Testo del provvedimento
Ordinanza di Cassazione Penale Sez. 7 Num. 8432 Anno 2024
Penale Ord. Sez. 7 Num. 8432 Anno 2024
Presidente: COGNOME NOME
Relatore: COGNOME NOME
Data Udienza: 08/02/2024
ORDINANZA
sul ricorso proposto da:
COGNOME NOME nato a ROMA il DATA_NASCITA
avverso la sentenza del 27/04/2023 della CORTE APPELLO di ANCONA
dato avviso alle parti; udita la relazione svolta dal Consigliere NOME COGNOME;
Rilevato che con il provvedimento impugnato la Corte d’appello di Ancona ha confermato la sentenza di condanna alla pena di anni uno di reclusione emessa dal Tribunale di Pesaro nei confronti di COGNOME NOME in relazione al reato di cui all’art. 75 comma 2 D.Lgs. 159 del 2011;
Rilevato che con il primo motivo di ricorso si deduce vizio di motivazione nonché violazione dell’art. 3 della Costituzione per avere il giudice dell’esecuzione ritenuto integrato il reato ascritto in tutti i suoi elementi costitutivi nonostan l’illegittimità del provvedimento di applicazione della misura della sorveglianza speciale; invero, essendo trascorsi più di due anni tra la deliberazione e l’esecuzione della misura, anche se per ragioni diverse dall’espiazione di un pena detentiva, l’organo giudiziario avrebbe dovuto rivalutare la persistenza della pericolosità sociale dell’interessato, non potendo dipendere la verifica di tale requisito dall’essere stati o meno detenuti, trattandosi di situazioni oggettivamente analoghe;
Rilevato che con il secondo motivo di ricorso si deduce vizio di motivazione in relazione al quantum di pena irrogato al ricorrente;
Rilevato che la prima censura è manifestamente infondata perché prospetta enunciati ermeneutici in palese contrasto con il dato normativo e con la consolidata giurisprudenza di legittimità, giacché, ai sensi dell’art. 14 cligs. 6 settembre 2011, n. 159, la rivalutazione della pericolosità sociale dell’interessato si rende necessaria nel caso di detenzione per espiazione pena ultra biennale; è in tale ipotesi, e non in altre, che la nuova verifica di pericolosità rappresenta una condizione di efficacia della misura di prevenzione, in difetto della quale non può configurarsi il reato di violazione degli obblighi inerenti alla sorveglianza speciale, previsto dall’art. 75 d.lgs. 6 settembre 2011 n. 159, considerato che il decorso di un rilevante lasso di tempo tra la applicazione della misura e la sua esecuzione, sospesa per l’espiazione di una pena, incrementa la possibilità che intervengano modifiche nell’atteggiamento del soggetto nei confronti dei valori della convivenza civile (Sez. U, n. 51407 del 21/06/2018, NOME, ftv.
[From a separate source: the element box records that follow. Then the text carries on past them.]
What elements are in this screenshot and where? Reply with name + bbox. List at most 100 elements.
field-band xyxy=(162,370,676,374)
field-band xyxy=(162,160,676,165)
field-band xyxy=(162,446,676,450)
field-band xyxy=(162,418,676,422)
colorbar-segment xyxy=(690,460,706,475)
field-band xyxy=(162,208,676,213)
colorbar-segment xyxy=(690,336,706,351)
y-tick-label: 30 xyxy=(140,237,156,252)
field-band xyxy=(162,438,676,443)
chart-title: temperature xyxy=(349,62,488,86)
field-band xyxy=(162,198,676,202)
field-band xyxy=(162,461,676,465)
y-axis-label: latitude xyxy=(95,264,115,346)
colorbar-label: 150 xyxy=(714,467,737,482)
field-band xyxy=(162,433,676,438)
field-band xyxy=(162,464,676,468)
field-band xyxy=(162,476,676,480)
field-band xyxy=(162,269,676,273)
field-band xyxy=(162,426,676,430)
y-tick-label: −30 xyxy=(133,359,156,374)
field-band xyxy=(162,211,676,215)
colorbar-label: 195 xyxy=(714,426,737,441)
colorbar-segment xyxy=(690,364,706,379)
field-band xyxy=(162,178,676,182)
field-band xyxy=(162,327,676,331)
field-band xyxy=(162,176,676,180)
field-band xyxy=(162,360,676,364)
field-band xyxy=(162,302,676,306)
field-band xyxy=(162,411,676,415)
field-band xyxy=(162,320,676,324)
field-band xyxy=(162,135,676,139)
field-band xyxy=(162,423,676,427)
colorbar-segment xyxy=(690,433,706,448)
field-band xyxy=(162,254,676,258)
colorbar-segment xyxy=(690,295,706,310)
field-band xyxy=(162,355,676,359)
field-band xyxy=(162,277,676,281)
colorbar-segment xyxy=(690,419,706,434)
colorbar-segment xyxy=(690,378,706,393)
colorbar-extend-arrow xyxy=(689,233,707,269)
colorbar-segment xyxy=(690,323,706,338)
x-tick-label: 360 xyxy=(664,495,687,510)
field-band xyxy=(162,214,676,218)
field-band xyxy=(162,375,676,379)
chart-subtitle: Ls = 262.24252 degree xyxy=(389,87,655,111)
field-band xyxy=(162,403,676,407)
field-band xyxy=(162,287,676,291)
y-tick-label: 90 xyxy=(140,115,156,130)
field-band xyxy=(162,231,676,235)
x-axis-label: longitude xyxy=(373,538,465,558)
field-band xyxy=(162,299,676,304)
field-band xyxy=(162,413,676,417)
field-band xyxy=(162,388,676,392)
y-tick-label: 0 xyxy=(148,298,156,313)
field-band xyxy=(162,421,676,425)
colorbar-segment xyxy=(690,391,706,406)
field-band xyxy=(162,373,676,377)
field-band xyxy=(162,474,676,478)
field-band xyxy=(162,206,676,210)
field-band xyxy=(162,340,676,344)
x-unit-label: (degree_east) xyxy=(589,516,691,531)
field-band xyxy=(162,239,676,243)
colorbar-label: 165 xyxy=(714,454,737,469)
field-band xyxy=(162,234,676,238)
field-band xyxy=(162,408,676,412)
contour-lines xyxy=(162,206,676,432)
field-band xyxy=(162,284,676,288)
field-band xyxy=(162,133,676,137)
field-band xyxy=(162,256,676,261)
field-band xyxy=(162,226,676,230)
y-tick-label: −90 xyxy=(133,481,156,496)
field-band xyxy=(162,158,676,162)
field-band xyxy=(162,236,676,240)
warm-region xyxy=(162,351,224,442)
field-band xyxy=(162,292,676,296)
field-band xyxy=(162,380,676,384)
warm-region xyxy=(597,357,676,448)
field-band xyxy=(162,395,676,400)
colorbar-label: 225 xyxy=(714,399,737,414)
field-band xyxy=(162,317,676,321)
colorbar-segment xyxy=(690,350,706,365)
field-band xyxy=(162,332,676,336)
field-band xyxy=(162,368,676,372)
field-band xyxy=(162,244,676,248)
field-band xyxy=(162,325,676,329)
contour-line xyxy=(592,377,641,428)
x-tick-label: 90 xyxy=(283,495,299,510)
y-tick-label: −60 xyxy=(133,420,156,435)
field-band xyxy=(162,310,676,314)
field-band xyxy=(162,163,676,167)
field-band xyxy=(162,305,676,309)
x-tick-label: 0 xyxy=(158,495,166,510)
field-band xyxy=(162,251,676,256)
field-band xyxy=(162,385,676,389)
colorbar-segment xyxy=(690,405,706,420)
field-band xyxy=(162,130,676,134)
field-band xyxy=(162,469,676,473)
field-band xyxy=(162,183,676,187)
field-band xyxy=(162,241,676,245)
NUMERO_DOCUMENTO);
Ritenuto che anche la seconda censura è manifestamente infondata in quanto il decidente ha fornito sul punto una congrua e specifica motivazione non censurabile in sede di legittimità (avendo posto l’accento sull’avvenuta concessione, nonostante i plurimi precedenti penali, delle circostanze attenuanti generiche, sul giudizio di equivalenza con la contestata recidiva, sull’irrogazione del minimo della pena), rispettosa del principio secondo cui, in tema di graduazione della pena, è necessaria una specifica e dettagliata spiegazione del ragionamento seguito, al fine di assolvere all’obbligo di motivazione, soltanto
quando la pena sia di gran lunga superiore alla misura media di quella edittale (Sez. 2, Sentenza n. 36104 del 27/04/2017);
Considerato che alla inammissibilità del ricorso segue la condanna del ricorrente al pagamento delle spese processuali, nonché – valutato il contenuto del ricorso e in mancanza di elementi atti a escludere la colpa nella determinazione della causa di inammissibilità – al versamento della somma, ritenuta congrua, di euro tremila in favore della cassa delle ammende.
P.Q.M.
Dichiara inammissibile il ricorso e condanna il ricorrente al pagamento delle spese processuali e della somma di euro tremila in favore della cassa delle ammende.